About this Research Topic
The healthcare field has recently introduced the term “engagement” in its lexicon to call for a renewed partnership among the actors (i.e., patients, caregivers, practitioners, decision makers…) implied in the health and care management. Overall, the concept of engagement attempts to offer a compass for action in the current complex and uncertain context of healthcare design and health promotion initiatives. The main aim is giving (back) a leading role to patients and taking them on board for a more efficient and effective process of care delivery and of health promotion initiatives. Furthermore, consumer health engagement can be the key to systematically diagnosing and making sense of the different organizational, relational, and psychological components at play in the dynamic exchange between “demand” and “supply” of health and care. This challenge could or even should be integrated with a complex attempt coming from the literature on medicine and regarding a new medical model that should be offered to patients/clients/consumers: that of patient-centered medicine, based on a biopsychological epistemology.
However, despite the growing “buzz” both about consumer engagement, and the numerous attempts to define how those goals might be achieved, and about patient-centered medicine or its direct implication on patient relations between physicians/healthcare professionals, both evidence based and theoretical studies aiming to systematically set the groundwork of such a crucial phenomenon, i.e., consumer/patient engagement in a patient-centered medicine, are still lacking.

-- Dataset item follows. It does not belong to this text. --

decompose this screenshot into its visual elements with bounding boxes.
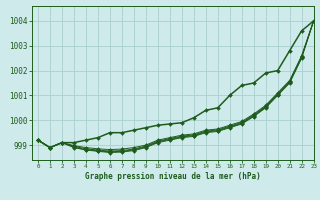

In this light, this Frontiers Research Topics is conceived as an arena to bridge research and theoretical expertise mastered in different disciplinary domains in order to set a foundation for a shared definition of what consumer engagement in health and well-being is and on useful guidelines for practicing consumer engagement in patient-centered medicine.
We welcome authors to contribute original and review articles. Potential topics include, but are not limited to the following:
• Analysis of psycho-social determinants of health engagement.
• Analysis of clinical effectiveness of engaging interventions.
• Interventions/strategies/best practices to promote consumer engagement and to innovate healthcare organizations and health promotion interventions.
• Evaluation of economic and organizational effectiveness of consumer engagement (i.e., with patients, families…) interventions in health and care promotion from a patient-centered view.
• Technologies and strategies aimed at improving consumer engagement from a patient-centered view and analysis of their impact on policymaking and healthcare innovation.
• Communication strategies to foster consumer engagement/patient-centered care in health and well-being.
• Innovation of research methods that study and sustain the reform of healthcare in a more participatory and patient-centered scenario.
Important Note: All contributions to this Research Topic must be within the scope of the section and journal to which they are submitted, as defined in their mission statements. Frontiers reserves the right to guide an out-of-scope manuscript to a more suitable section or journal at any stage of peer review.